Upping the Ante for Instructional Software (CHEER v10 n1)

Volume 10, Issue 1, 1996

Upping the Ante for
Instructional Software:

Learning How Students Learn

Arnold Katz: Department of Economics, University of Pittsburgh

This paper was presented to the Winter 1996 American Economic Association Session on "Computer-Aided Instruction" in San Francisco. The author is grateful to Betty Blecha and session attendees for helpful comments.

Background

Computer-aided instruction, with its richer graphics and growing use of multimedia, is less vulnerable nowadays to the justifiable criticisms of earlier years that it tended to underutilize the potential of the available hardware. Nonetheless, there is at least one way in which instructional software in economics -- and in most other disciplines as well -- seems still to fall short of exploiting the potential of computers for enhancing teaching, and that is in the use of computer feedback on what students are learning from these new technologies.
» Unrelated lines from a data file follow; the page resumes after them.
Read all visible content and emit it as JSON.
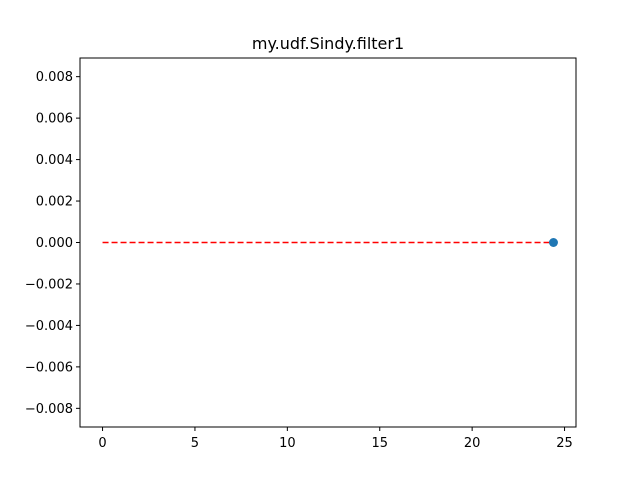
{
  "chart_data": {
    "type": "line",
    "title": "my.udf.Sindy.filter1",
    "xlabel": "",
    "ylabel": "",
    "xlim": [
      -1.22,
      25.62
    ],
    "ylim": [
      -0.0089,
      0.0089
    ],
    "x_ticks": [
      0,
      5,
      10,
      15,
      20,
      25
    ],
    "x_tick_labels": [
      "0",
      "5",
      "10",
      "15",
      "20",
      "25"
    ],
    "y_ticks": [
      0.008,
      0.006,
      0.004,
      0.002,
      0.0,
      -0.002,
      -0.004,
      -0.006,
      -0.008
    ],
    "y_tick_labels": [
      "0.008",
      "0.006",
      "0.004",
      "0.002",
      "0.000",
      "−0.002",
      "−0.004",
      "−0.006",
      "−0.008"
    ],
    "grid": false,
    "series": [
      {
        "kind": "dashed-line",
        "color": "#ff0000",
        "x": [
          0,
          24.4
        ],
        "y": [
          0.0,
          0.0
        ]
      },
      {
        "kind": "scatter",
        "color": "#1f77b4",
        "x": [
          24.4
        ],
        "y": [
          0.0
        ]
      }
    ]
  }
}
Given the computer's remarkable powers for recording and analyzing data, it is curious that more has not been done to explore this potential.

A plausible explanation may be that the worth of such data has yet to be demonstrated and absent a market demand, software developers and their distributors lack the incentive to expend the effort necessary to develop the requisite code for informative computer monitoring. The result is a vicious circle in which there has been little research on how best to collect and analyze data of this kind.

Owing to their intrinsic interests in learning processes, cognitive psychologists have, for many years now, been making extensive use of computers to observe students' problem-solving skills in small group learning laboratories (See Lawler and Yazdani or Sleeman and Brown, e.g.). Though few economists seem to be in touch with this work, the results have been sufficiently interesting to warrant our taking a closer look and maybe stealing a page or two from their book.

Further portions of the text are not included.